Today, it’s a handful of classes—Bansal, Resonance, Career Point and Allen—that rule the roost. Bansal teaches about 17,000 students every year; about 25 percent of them get through to the IITs. Interestingly, Bansal does not market its services, instead relying on word-of-mouth publicity. It only advertises on two occasions: when the admission dates for the IIT-JEE classes are announced, and when the results of the IIT-JEE entrance exams are declared. In 2007, Bansal Classes opened a new, bigger campus of 10,768 square meters; this had the surprising effect of pushing up realty prices in the area.

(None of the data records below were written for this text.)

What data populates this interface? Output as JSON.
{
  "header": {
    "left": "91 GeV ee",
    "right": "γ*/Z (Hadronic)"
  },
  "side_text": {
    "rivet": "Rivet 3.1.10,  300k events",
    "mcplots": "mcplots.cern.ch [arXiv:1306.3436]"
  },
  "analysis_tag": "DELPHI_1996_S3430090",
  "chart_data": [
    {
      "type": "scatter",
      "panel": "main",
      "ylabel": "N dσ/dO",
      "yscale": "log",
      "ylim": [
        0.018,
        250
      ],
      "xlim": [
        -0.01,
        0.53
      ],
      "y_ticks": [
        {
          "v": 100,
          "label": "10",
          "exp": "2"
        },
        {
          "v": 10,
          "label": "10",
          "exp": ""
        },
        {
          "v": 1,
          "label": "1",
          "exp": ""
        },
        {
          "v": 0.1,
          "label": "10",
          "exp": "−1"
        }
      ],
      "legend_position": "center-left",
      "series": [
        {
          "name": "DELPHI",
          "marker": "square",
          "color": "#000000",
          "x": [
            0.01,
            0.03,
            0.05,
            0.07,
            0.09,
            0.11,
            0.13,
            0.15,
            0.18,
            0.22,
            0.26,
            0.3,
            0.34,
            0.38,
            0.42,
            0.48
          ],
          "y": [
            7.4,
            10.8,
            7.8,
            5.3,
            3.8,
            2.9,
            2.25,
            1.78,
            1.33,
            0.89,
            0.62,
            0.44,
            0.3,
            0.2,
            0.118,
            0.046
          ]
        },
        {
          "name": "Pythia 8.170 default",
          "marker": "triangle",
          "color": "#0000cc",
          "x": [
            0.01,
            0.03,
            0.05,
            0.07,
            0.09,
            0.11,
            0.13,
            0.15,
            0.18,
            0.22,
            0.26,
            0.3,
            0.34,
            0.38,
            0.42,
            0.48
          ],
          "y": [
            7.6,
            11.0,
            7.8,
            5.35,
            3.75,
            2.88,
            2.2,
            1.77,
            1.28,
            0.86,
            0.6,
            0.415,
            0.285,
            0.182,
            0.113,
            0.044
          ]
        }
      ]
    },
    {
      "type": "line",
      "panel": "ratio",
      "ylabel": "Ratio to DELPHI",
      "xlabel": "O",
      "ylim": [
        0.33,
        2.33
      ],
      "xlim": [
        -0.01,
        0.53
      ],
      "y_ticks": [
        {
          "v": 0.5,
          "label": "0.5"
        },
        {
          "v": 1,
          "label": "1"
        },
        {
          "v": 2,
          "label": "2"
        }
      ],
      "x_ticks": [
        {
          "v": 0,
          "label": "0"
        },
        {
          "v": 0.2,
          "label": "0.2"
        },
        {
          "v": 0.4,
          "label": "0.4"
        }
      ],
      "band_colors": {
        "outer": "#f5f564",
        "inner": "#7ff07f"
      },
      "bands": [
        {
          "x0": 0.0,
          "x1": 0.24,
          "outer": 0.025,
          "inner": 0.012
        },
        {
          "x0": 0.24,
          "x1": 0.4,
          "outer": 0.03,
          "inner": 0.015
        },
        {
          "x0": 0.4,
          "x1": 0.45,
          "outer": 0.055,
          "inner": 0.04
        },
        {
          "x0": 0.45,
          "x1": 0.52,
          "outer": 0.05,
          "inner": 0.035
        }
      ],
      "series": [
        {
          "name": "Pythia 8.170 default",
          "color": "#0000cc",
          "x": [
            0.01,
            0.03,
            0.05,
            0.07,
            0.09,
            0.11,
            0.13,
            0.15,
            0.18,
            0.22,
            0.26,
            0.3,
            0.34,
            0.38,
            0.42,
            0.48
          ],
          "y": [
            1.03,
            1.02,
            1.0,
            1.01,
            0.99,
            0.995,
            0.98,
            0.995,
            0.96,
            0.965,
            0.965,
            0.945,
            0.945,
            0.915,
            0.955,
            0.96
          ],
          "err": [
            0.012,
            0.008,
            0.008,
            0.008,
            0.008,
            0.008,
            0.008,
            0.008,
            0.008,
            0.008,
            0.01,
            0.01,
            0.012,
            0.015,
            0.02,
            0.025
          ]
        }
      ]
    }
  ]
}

In Kota’s Rs. 280-crore cram school industry, specialized teachers do not come cheap. One of the main reasons why the industry has clicked here is because professionals come to the city and take teaching as their primary source of income. Professionalism has entered the system, and the aspect of financial gain has people increasingly looking at these centers for employment. Course fees in Kota can be as high as Rs. 70,000 a year—much of this goes into retaining and attracting quality teachers.

V.K. Bansal, 60, says he is now worth more than $20 million—and the industry he created, along with its ancillary businesses, is worth millions more. However, Kota’s overdependence on just one sector is worrying for a few. Given the cyclical nature of any business, a change in fortune for the cram school industry would mean a huge jolt for those whose livelihoods depend on it.

Czar of Cram School City

V.K. Bansal is credited with triggering the entire coaching class phenomenon in Kota. “It was a need-based profession for me at that time, since the doctors had told me I would not be able to walk for 10 years, due to muscular atrophy. I listed a few professions I could take up, and teaching was the most appealing to me,” says Bansal.

In 1981, Bansal began teaching, starting with one 7th standard student. In five months, he had another student, and the next year he managed to get another. “My aim was to settle down with a salary that matched what I used to draw at J.K. Synthetics,” says Bansal. Taking the advice of people around him, Bansal decided to train students for the IIT-JEE entrance exam, as it was much more lucrative than coaching school students.

One of his students got through to IIT-Roorkie in 1985, and a similar feat was achieved in 1986. Word spread among engineering institute aspirants about a man who could help you crack one of the toughest entrance exams in the world. Soon, Bansal found himself with more students than he could handle. “I had to devise a test to select a few whom I could teach—and we follow that practice even today,” Bansal explains.

Coaching classes have become an industry in the city, but Bansal never dreamed this would happen back when he started out. “People saw it as a lucrative business and developed their businesses around these students. If it wasn’t for the hostels that have sprung up across the city, it would have been impossible for me to teach 17,000-odd students each year.”

Bansal now has enough money to take care of his needs, even if he quits teaching today—but he enjoys teaching too much to do so. Requests to set up similar coaching class centers in Dubai have been pouring in, but Bansal has, so far, refused to expand his business anymore.